If it stinks, don’t buy it
Because Omega-3 fish oil has become a celebrity on the weight-loss supplement scene, you’re going to find everyone but your grandmother promoting one brand over another.
Plenty of newbies to the world of Omega-3 find a fishy smell that wafts from the bottle once the cap is off to be a sure sign that the oil source is legitimate. Not true.
If the contents smell as though they’ve just come from a fishing trawler, the capsules are likely contaminated and should be thrown away–or returned to the store.
Further on the subject of what stinks, did you know that some of the reviews you find on trusted websites selling Omega-3 products have been written by folks who wouldn’t know a fish oil capsule if they ran into one?
You’re urged to seek credible reviews from hospitals, clinics, nutritionists and doctors. You won’t find perfection, but at least you’ll know you took all precautions.
Like all dietary supplements that find themselves prominently in the public eye, Omega-3 fish oils is enjoying fame as a potential weight loss aid everywhere you turn.
Having considered the scholarly research and credible reporting from reputable sources, we conclude that there’s no reason to believe that Omega-3 fish oil can’t help you toward your weight loss goal.

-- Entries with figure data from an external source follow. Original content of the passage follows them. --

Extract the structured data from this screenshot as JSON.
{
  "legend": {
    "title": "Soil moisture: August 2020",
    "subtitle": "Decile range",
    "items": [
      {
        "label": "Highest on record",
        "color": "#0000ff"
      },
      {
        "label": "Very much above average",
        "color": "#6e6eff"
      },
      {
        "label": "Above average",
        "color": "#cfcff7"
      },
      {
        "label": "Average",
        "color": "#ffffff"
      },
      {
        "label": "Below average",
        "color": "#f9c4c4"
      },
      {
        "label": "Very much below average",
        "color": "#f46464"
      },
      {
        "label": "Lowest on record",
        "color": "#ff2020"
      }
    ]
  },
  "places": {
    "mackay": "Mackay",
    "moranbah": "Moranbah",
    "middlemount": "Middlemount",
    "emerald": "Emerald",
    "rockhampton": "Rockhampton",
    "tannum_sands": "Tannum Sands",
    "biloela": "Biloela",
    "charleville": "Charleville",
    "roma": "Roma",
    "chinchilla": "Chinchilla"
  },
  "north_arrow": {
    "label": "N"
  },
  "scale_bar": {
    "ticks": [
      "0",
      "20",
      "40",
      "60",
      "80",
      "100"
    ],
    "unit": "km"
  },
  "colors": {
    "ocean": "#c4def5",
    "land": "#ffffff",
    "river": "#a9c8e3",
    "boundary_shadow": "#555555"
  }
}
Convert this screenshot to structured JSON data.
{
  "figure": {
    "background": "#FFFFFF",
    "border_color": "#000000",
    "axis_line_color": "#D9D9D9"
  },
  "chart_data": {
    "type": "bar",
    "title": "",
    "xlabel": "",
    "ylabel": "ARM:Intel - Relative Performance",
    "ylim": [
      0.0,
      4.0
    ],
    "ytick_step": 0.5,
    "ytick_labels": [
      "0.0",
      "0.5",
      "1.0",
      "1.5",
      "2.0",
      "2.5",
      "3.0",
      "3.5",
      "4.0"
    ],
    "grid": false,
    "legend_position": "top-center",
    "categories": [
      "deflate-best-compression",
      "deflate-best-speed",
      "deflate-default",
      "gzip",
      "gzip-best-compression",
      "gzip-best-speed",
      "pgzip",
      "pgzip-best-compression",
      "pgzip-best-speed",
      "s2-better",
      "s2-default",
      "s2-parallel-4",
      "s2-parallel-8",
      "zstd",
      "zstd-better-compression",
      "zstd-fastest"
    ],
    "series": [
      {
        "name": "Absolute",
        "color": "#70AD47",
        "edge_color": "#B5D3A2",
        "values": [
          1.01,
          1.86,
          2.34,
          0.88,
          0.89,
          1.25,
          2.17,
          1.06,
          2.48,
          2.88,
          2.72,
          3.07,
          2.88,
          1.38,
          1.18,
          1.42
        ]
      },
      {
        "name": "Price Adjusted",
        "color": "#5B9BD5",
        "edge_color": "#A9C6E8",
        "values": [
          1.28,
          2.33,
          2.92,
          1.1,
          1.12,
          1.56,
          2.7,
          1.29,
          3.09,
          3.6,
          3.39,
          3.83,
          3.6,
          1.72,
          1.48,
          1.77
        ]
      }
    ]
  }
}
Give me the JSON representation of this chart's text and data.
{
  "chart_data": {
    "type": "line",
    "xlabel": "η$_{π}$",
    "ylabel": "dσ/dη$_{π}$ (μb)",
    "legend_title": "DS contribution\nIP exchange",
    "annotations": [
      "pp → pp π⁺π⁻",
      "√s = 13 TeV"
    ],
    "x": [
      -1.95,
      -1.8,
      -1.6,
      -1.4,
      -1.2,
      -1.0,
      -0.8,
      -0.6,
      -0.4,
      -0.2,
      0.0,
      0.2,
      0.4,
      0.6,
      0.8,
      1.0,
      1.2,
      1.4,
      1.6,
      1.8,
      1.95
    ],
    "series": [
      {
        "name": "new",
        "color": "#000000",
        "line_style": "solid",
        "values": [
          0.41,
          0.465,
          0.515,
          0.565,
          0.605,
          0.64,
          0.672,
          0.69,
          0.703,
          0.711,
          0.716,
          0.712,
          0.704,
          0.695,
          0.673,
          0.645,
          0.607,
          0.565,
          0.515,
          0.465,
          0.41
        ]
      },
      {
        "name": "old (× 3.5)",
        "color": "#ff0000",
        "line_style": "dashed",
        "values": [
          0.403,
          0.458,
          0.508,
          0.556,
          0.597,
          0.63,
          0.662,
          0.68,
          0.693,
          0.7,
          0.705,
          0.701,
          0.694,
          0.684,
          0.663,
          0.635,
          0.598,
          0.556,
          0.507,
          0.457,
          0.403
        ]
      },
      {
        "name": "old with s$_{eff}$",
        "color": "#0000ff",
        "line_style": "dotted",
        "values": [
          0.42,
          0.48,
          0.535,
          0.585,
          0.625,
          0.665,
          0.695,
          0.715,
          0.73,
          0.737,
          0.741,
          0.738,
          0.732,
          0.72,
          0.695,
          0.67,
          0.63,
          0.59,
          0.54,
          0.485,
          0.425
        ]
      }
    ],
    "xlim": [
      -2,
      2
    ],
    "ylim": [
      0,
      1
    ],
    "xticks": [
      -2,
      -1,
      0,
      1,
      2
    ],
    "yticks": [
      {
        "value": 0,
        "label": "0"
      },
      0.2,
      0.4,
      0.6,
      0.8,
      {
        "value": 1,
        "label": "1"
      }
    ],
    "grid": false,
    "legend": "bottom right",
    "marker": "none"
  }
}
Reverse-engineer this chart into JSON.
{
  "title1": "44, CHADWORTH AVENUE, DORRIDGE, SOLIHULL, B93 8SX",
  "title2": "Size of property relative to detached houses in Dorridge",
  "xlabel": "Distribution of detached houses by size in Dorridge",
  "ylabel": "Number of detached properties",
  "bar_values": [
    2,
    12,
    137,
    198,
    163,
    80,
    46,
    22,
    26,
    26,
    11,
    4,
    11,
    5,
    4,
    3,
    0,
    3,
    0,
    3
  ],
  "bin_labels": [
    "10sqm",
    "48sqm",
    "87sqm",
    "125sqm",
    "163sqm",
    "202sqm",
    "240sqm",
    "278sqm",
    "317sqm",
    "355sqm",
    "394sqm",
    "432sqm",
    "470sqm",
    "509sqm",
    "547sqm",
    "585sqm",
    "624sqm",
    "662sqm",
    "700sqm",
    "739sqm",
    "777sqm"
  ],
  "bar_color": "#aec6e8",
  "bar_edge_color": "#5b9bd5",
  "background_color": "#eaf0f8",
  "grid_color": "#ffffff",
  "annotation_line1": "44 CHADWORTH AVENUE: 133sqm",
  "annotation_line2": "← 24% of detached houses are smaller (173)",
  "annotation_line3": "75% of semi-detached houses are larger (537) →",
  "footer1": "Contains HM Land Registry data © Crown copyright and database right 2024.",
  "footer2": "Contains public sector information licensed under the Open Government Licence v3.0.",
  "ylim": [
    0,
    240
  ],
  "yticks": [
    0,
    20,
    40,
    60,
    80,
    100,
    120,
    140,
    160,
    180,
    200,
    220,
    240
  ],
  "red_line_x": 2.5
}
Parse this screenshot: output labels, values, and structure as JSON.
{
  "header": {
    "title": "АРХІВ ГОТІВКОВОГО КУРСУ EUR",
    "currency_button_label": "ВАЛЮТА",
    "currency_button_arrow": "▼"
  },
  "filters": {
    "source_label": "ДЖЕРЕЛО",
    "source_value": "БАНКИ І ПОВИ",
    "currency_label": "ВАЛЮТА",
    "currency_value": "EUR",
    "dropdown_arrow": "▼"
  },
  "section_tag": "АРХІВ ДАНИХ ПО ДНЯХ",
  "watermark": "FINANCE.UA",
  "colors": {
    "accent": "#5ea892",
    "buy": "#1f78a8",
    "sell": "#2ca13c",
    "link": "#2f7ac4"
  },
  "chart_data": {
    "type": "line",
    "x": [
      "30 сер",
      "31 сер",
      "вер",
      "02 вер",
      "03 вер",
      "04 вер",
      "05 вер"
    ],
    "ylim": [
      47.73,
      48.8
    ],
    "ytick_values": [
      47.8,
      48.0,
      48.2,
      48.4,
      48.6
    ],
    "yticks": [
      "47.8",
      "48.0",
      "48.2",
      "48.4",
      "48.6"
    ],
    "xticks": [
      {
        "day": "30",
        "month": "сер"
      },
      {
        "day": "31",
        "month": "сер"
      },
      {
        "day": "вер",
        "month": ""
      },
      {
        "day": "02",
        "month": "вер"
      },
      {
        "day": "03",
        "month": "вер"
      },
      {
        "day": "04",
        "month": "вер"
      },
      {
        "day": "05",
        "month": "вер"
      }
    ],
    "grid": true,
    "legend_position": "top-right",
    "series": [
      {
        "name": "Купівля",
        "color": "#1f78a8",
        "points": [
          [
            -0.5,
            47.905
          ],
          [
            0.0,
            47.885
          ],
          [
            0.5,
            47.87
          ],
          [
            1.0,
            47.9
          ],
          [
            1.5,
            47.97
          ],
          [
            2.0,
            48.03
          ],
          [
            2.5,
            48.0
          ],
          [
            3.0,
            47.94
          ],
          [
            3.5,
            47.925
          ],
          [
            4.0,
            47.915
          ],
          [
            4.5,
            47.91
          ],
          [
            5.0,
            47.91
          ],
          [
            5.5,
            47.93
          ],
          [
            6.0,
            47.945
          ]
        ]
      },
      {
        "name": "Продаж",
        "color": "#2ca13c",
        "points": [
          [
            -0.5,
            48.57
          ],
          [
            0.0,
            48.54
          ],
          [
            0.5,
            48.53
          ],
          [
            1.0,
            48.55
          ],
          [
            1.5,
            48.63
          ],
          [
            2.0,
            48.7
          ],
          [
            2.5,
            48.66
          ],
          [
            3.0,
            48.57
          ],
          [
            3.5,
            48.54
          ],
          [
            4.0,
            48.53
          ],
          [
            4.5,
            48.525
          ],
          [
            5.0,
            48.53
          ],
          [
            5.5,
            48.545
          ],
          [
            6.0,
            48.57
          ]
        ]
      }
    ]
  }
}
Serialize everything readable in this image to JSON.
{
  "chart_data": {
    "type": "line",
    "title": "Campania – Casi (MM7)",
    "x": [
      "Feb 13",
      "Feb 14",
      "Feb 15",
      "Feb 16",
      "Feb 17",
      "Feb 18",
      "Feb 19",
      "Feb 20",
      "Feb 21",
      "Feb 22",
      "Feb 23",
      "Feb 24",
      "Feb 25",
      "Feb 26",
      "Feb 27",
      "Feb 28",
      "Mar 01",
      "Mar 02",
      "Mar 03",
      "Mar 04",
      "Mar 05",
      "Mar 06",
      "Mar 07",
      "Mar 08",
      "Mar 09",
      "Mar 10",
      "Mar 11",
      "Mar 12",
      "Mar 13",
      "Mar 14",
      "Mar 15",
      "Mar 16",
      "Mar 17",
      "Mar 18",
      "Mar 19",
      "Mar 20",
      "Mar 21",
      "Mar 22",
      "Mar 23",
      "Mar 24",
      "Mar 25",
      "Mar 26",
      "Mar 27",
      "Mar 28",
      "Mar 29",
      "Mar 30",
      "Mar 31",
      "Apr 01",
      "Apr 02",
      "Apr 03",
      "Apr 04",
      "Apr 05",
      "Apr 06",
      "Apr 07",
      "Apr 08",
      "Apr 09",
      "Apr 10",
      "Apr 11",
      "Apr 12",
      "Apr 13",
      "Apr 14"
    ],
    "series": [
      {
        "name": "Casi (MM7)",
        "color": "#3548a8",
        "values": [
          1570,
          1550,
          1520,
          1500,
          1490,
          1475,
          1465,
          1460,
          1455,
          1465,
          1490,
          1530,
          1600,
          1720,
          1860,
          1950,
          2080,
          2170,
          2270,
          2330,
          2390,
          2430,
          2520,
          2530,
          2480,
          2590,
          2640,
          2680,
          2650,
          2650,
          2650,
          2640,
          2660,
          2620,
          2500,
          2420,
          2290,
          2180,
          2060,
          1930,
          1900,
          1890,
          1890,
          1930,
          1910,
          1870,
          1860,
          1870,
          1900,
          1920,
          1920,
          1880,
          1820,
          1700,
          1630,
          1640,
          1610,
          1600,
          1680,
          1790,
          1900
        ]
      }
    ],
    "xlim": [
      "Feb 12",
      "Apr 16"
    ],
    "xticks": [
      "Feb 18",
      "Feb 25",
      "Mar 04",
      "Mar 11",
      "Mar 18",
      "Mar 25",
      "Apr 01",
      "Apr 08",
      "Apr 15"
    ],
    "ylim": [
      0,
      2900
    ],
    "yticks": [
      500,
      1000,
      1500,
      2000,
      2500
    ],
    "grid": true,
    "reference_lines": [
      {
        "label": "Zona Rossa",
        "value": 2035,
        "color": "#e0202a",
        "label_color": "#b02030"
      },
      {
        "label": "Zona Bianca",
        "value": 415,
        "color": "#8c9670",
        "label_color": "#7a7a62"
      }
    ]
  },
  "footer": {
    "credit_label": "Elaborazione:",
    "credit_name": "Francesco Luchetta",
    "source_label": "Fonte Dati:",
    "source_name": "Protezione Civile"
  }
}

Consider your age and your diet. Researchers polled for this post advocate pairing a proper amount of fish oil in concert with regular exercise show the very best results.
While studies remain ongoing, we were unable to find one source that guaranteed weight and fat loss as a direct result of adding Omega-3 fish oil to a diet that doesn’t include exercise. Your success, therefore, will most likely come from doing both!